I forgot to add that I really like the Yamahas. Not to mention the value


----------



## zguitz (Aug 18, 2017)

Art & Lutherie Legacy bourbon burst with silk & steel strings ?
Smaller body, smoother strings, short scale 24.84, cool finish
Legacy 
Dan


----------



## Scotty (Jan 30, 2013)

zguitz said:


> Art & Lutherie Legacy bourbon burst with silk & steel strings ?
> Smaller body, smoother strings, short scale 24.84, cool finish
> Legacy
> Dan


Those are pretty sharp looking


----------



## albert (Apr 15, 2009)

My first guitar was a 1981 Yamaha G-231 II classical guitar that I bought used for $200 25 years ago. I still have it and it is easy to play and sounds very good for a less expensive guitar. 

There are a lot of nice used to guitars.


----------



## butterknucket (Feb 5, 2006)

Art & Luthrie Ami for something on the smaller side.


----------



## Diablo (Dec 20, 2007)

Hammerhands said:


> It’s all about the neck. The size of the guitar is insignificant.


I wouldn't go that far...I hate big bulky boxy feeling guitar bodies. Plus different bodies have different sounds, otherwise we'd all be playing Taylor GS Minis.


----------



## jimmy c g (Jan 1, 2008)

make a trip with him and let him try some -quality time and a git he likes ....


----------



## -How- (Dec 31, 2017)

Original poster - probably already bought it (Christmas?), but if not, then I would suggest either a classical or folk/parlour smaller body guitar to learn on...


----------



## knight_yyz (Mar 14, 2015)

Hammerhands said:


> It’s all about the neck. The size of the guitar is insignificant.



I have to disagree. My first acoustic was a dreadnought. Dug into my chest and was very uncomfortable to play.


----------



## mhammer (Nov 30, 2007)

Late to the party, but my own vote would be for a parlour guitar. Someone just learning is unlikely to want anything that sounds louder than their skill level warrants. Parlour guitars fit just about any body build. A wide neck is good for someone less nimble for now. A cutaway is probably overkill for someone who is probably treating an open G chord as a major accomplishment at this point. Two years from now, maybe, but not just yet.

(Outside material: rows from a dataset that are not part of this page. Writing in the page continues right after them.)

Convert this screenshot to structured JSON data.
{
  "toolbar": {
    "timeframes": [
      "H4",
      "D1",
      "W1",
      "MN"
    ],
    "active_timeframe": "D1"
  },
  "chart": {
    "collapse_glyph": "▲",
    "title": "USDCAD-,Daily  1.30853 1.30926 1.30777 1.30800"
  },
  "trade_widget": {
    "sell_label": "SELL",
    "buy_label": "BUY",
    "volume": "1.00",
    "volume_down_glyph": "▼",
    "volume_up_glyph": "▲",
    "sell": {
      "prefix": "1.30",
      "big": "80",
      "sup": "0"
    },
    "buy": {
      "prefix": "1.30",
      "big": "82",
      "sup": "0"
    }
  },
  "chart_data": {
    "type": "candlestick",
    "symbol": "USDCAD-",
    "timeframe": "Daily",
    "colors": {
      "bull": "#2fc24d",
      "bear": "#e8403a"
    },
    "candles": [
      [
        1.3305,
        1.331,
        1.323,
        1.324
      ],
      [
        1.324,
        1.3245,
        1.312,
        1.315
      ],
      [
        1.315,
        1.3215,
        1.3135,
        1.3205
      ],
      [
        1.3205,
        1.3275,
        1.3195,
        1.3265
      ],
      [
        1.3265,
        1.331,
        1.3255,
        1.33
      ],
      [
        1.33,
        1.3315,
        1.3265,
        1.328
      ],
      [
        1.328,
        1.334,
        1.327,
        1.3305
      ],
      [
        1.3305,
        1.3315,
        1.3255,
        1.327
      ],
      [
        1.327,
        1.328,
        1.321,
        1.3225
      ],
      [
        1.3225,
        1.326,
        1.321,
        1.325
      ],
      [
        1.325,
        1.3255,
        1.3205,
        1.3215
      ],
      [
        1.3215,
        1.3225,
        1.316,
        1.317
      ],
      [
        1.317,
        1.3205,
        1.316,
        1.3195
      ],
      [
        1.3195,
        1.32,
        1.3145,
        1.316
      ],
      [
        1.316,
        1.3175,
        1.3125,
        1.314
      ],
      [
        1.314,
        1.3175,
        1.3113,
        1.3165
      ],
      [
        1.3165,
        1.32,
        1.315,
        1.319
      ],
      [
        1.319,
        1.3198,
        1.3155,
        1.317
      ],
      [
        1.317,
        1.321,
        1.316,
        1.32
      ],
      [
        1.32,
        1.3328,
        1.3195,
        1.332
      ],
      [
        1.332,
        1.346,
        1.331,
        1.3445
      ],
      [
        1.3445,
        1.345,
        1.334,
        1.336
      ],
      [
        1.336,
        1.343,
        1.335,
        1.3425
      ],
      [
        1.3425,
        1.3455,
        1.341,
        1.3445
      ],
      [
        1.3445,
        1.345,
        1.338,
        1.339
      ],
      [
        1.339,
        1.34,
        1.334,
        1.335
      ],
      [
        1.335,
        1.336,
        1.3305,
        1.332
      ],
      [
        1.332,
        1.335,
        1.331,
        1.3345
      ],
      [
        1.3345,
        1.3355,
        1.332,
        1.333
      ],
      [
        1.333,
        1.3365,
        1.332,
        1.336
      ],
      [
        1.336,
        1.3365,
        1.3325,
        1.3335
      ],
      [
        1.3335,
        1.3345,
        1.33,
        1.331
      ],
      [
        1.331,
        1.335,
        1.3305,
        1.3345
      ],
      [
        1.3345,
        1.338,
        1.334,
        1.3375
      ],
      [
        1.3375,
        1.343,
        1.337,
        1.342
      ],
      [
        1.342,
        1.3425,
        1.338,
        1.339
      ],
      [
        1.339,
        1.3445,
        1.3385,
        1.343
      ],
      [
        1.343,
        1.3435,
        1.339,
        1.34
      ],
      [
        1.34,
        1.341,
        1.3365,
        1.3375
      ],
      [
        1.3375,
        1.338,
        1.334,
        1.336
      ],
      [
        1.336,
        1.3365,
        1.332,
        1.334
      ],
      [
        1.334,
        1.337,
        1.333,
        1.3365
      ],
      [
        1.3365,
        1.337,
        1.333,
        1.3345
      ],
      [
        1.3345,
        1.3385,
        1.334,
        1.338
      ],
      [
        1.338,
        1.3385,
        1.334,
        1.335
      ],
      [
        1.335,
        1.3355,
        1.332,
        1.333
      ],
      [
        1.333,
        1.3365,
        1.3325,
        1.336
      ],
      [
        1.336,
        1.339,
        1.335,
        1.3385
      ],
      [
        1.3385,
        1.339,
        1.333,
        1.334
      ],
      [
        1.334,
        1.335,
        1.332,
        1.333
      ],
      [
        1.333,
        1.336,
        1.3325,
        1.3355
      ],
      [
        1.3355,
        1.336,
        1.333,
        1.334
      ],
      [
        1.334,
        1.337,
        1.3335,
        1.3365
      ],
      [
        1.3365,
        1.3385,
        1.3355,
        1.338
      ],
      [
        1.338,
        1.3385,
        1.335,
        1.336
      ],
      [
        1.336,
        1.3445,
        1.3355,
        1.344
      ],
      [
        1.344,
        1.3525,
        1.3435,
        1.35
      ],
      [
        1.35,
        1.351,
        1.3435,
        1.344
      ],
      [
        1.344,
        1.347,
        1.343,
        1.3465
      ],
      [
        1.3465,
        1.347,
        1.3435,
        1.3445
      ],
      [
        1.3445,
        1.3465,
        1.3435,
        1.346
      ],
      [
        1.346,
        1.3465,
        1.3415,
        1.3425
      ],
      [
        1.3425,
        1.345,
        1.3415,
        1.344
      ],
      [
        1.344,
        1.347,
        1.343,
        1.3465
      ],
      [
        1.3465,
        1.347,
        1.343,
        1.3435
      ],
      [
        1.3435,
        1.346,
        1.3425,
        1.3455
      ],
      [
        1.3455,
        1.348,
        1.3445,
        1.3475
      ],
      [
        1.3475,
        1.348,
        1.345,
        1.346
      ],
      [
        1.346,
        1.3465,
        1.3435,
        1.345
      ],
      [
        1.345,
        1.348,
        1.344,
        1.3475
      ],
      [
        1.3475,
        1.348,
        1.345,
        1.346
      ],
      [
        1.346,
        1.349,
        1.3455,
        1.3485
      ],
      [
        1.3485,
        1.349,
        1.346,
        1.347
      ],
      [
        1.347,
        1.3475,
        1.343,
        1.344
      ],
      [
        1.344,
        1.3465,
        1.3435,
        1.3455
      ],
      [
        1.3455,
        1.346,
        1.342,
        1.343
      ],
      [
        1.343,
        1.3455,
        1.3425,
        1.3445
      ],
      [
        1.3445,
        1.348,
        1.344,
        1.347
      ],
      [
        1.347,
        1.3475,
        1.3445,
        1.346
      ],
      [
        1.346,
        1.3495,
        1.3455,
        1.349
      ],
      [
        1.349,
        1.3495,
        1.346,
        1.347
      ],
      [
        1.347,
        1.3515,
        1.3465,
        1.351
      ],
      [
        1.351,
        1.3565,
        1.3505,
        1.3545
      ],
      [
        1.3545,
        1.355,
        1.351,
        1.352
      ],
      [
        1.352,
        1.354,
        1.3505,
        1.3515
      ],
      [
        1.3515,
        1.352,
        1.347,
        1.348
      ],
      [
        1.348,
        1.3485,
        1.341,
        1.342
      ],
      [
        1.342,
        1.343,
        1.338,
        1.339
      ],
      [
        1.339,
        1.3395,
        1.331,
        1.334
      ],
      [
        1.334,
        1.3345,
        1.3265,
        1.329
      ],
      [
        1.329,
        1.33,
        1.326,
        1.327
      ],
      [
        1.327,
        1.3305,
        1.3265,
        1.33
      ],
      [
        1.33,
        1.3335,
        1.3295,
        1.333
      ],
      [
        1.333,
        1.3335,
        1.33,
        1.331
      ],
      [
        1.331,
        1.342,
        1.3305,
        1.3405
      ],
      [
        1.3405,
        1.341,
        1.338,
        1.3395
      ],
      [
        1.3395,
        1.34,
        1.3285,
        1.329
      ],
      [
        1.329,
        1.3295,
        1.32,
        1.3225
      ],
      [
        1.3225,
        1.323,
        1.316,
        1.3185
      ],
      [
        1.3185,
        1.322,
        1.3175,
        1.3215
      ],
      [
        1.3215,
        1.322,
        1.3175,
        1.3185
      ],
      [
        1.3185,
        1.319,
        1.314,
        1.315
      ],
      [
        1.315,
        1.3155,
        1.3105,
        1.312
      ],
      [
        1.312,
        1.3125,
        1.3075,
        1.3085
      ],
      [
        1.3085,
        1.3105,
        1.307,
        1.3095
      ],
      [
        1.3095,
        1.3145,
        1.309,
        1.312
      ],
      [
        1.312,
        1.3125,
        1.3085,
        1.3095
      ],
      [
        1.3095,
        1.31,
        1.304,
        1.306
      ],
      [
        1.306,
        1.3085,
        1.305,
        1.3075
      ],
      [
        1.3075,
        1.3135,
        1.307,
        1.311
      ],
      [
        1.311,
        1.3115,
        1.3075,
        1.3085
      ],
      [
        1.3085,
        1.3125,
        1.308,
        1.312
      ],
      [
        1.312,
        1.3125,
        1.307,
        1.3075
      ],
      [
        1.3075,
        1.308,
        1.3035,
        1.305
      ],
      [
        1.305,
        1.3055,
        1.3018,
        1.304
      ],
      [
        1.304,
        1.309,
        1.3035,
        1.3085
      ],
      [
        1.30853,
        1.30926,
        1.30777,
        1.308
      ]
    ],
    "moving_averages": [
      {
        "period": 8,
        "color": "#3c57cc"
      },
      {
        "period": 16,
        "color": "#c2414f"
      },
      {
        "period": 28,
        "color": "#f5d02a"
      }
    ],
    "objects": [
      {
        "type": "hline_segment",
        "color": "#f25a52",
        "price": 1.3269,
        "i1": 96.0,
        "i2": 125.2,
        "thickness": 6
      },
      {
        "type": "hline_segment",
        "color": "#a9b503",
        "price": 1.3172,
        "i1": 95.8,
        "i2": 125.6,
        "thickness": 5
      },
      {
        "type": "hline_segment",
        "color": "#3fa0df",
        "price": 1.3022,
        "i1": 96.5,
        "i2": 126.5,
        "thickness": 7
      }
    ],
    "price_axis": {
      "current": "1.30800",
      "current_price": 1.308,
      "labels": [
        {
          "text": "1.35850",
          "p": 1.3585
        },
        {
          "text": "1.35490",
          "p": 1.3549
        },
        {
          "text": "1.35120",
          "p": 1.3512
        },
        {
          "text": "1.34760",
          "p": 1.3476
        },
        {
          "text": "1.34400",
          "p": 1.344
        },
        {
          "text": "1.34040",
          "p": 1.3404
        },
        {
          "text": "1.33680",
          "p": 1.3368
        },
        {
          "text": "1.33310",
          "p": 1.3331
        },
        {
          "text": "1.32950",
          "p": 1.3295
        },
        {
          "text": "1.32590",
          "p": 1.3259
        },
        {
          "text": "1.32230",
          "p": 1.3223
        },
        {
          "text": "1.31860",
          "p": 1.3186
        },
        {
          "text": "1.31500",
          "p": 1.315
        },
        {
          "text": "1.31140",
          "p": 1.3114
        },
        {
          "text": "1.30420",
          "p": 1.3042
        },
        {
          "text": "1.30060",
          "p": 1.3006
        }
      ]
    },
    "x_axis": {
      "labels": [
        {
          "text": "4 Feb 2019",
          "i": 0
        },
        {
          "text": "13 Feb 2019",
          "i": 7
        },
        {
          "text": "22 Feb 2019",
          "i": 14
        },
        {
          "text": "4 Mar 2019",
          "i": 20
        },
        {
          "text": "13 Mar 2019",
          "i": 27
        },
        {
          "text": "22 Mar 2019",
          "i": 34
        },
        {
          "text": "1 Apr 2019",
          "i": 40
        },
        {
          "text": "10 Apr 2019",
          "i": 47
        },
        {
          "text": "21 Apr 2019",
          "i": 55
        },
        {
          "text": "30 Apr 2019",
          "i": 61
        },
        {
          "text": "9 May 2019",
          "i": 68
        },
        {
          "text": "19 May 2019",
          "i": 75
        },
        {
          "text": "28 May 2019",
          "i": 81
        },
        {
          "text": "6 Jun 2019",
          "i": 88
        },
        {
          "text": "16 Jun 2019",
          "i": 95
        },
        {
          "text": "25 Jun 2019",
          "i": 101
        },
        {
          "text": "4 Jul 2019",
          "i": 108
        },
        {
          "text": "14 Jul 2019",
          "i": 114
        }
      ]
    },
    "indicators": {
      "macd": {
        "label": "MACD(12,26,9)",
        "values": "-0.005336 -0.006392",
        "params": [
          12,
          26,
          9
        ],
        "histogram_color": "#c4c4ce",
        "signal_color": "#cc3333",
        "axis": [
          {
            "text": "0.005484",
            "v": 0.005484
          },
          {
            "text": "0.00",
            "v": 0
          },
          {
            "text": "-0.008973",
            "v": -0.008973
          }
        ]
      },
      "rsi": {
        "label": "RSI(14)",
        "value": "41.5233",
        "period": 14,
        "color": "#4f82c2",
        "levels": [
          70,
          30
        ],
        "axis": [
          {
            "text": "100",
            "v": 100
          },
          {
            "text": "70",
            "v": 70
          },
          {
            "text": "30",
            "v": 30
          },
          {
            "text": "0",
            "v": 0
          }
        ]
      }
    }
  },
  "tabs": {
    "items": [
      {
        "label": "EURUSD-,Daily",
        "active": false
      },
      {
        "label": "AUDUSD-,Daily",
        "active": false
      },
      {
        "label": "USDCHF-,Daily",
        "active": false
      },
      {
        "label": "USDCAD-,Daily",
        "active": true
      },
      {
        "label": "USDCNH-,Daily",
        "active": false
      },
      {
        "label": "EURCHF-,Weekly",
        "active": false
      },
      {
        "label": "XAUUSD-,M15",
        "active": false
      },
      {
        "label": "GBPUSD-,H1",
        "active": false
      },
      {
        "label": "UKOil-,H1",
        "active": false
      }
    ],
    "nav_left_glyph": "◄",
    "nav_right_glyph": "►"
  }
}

What hasn't come up is whether to go with nylon or steel strings. If he has no relevent callouses, nylon strings might be better.


----------



## -How- (Dec 31, 2017)

mhammer said:


> Late to the party, but my own vote would be for a parlour guitar. Someone just learning is unlikely to want anything that sounds louder than their skill level warrants. Parlour guitars fit just about any body build. A wide neck is good for someone less nimble for now. A cutaway is probably overkill for someone who is probably treating an open G chord as a major accomplishment at this point. Two years from now, maybe, but not just yet.
> 
> What hasn't come up is whether to go with nylon or steel strings. If he has no relevent callouses, nylon strings might be better.


My feelings exactly...


----------